第二章
23話:正しい世界を探して
とん。と、軽い足音を立ててユウキは着地する。
「帰ったか」
「おー。ただいまーっとなー」
聞こえてきた武骨な声に、ユウキは八つ当たりをすべきでないと頭ではわかっていても、苛立った声で返してしまう。
そんな心情もわかっているかのように、灰金の長髪の男は目を伏せて流した。
無数の本棚に囲まれた空間の中、丸テーブルの上に置かれた書が空気に溶けるように消えて行く。

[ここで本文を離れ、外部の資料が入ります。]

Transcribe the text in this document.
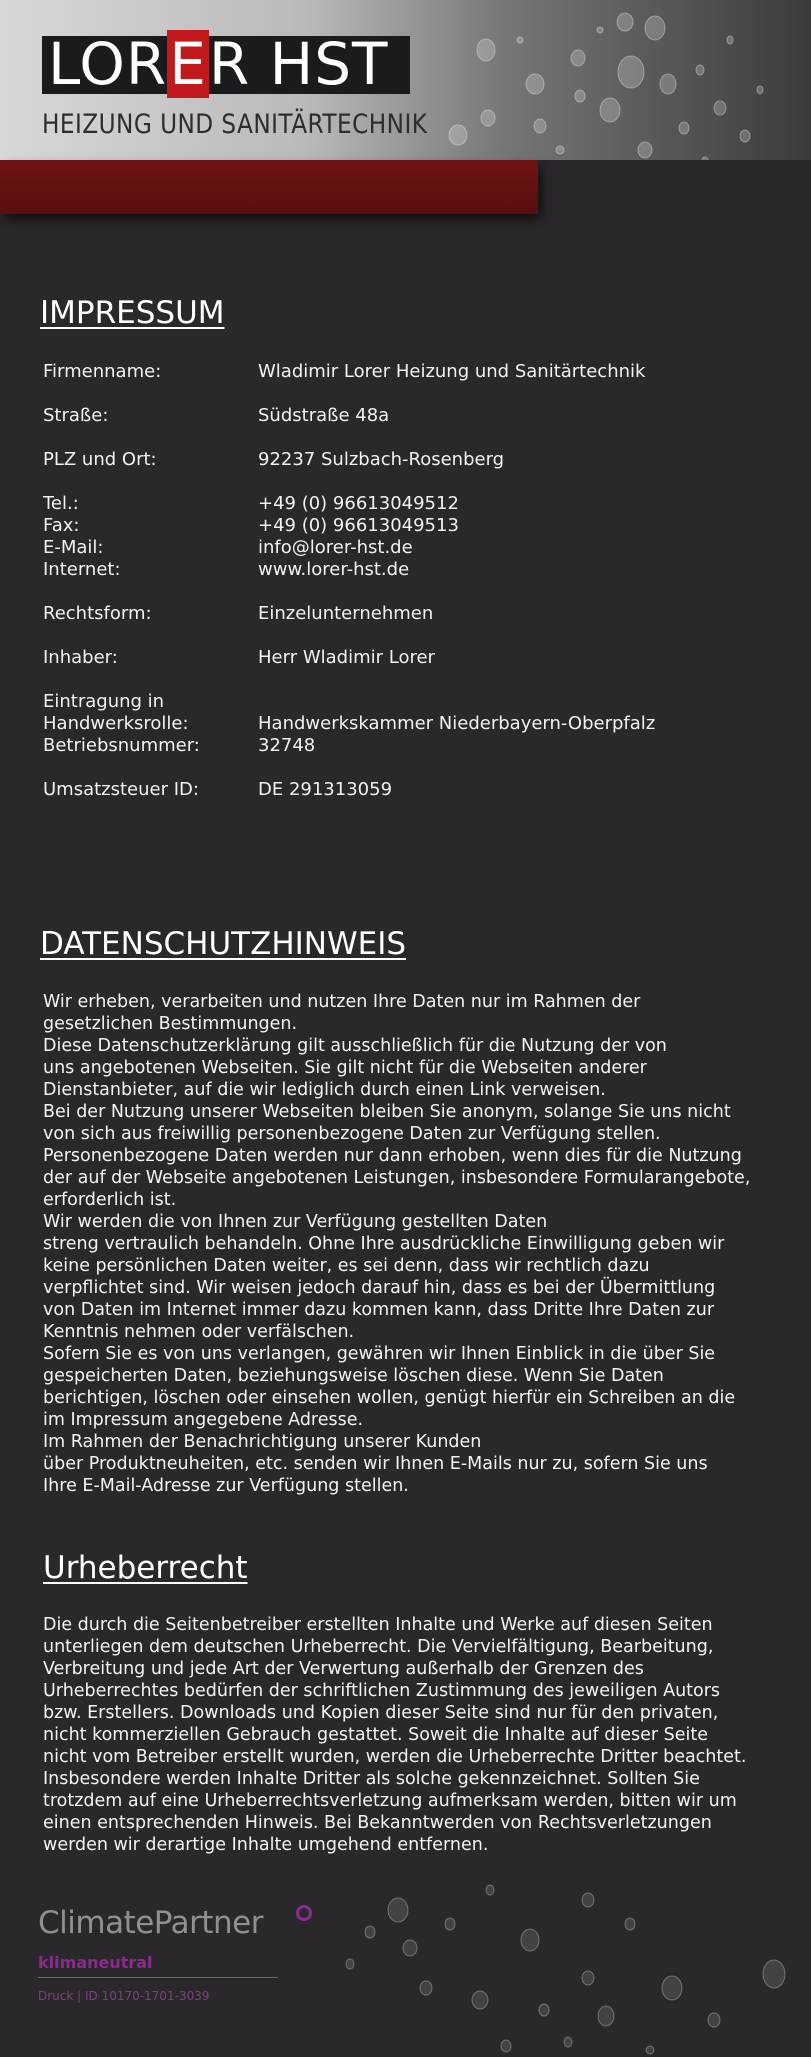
LORER HST
HEIZUNG UND SANITÄRTECHNIK
IMPRESSUM
Firmenname:	Wladimir Lorer Heizung und Sanitärtechnik
Straße:	Südstraße 48a
PLZ und Ort:	92237 Sulzbach-Rosenberg
Tel.:	+49 (0) 96613049512
Fax:	+49 (0) 96613049513
E-Mail:	info@lorer-hst.de
Internet:	www.lorer-hst.de
Rechtsform:	Einzelunternehmen
Inhaber:	Herr Wladimir Lorer
Eintragung in
Handwerksrolle:	Handwerkskammer Niederbayern-Oberpfalz
Betriebsnummer:	32748
Umsatzsteuer ID:	DE 291313059
DATENSCHUTZHINWEIS
Wir erheben, verarbeiten und nutzen Ihre Daten nur im Rahmen der
gesetzlichen Bestimmungen.
Diese Datenschutzerklärung gilt ausschließlich für die Nutzung der von
uns angebotenen Webseiten. Sie gilt nicht für die Webseiten anderer
Dienstanbieter, auf die wir lediglich durch einen Link verweisen.
Bei der Nutzung unserer Webseiten bleiben Sie anonym, solange Sie uns nicht
von sich aus freiwillig personenbezogene Daten zur Verfügung stellen.
Personenbezogene Daten werden nur dann erhoben, wenn dies für die Nutzung
der auf der Webseite angebotenen Leistungen, insbesondere Formularangebote,
erforderlich ist.
Wir werden die von Ihnen zur Verfügung gestellten Daten
streng vertraulich behandeln. Ohne Ihre ausdrückliche Einwilligung geben wir
keine persönlichen Daten weiter, es sei denn, dass wir rechtlich dazu
verpflichtet sind. Wir weisen jedoch darauf hin, dass es bei der Übermittlung
von Daten im Internet immer dazu kommen kann, dass Dritte Ihre Daten zur
Kenntnis nehmen oder verfälschen.
Sofern Sie es von uns verlangen, gewähren wir Ihnen Einblick in die über Sie
gespeicherten Daten, beziehungsweise löschen diese. Wenn Sie Daten
berichtigen, löschen oder einsehen wollen, genügt hierfür ein Schreiben an die
im Impressum angegebene Adresse.
Im Rahmen der Benachrichtigung unserer Kunden
über Produktneuheiten, etc. senden wir Ihnen E-Mails nur zu, sofern Sie uns
Ihre E-Mail-Adresse zur Verfügung stellen.
Urheberrecht
Die durch die Seitenbetreiber erstellten Inhalte und Werke auf diesen Seiten
unterliegen dem deutschen Urheberrecht. Die Vervielfältigung, Bearbeitung,
Verbreitung und jede Art der Verwertung außerhalb der Grenzen des
Urheberrechtes bedürfen der schriftlichen Zustimmung des jeweiligen Autors
bzw. Erstellers. Downloads und Kopien dieser Seite sind nur für den privaten,
nicht kommerziellen Gebrauch gestattet. Soweit die Inhalte auf dieser Seite
nicht vom Betreiber erstellt wurden, werden die Urheberrechte Dritter beachtet.
Insbesondere werden Inhalte Dritter als solche gekennzeichnet. Sollten Sie
trotzdem auf eine Urheberrechtsverletzung aufmerksam werden, bitten wir um
einen entsprechenden Hinweis. Bei Bekanntwerden von Rechtsverletzungen
werden wir derartige Inhalte umgehend entfernen.
ClimatePartner
klimaneutral
Druck | ID 10170-1701-3039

最後の一欠片が消える瞬間、空間が光り、一人の女性が飛び出してきた。
「っと」
勢いが余ってたたらを踏んだが、五体満足に着地できたことに胸をなでおろすのは、淡い水色の髪の有翼種、ディスティアだ。
「お? ディスティアもこの書に入ってたん?」
「……
「今はユウキでーす」
そうか。とどこか納得した様子のディスティアに、ユウキが不思議そうに首を傾げる。その彼に、彼女は一振りの剣を差し出した。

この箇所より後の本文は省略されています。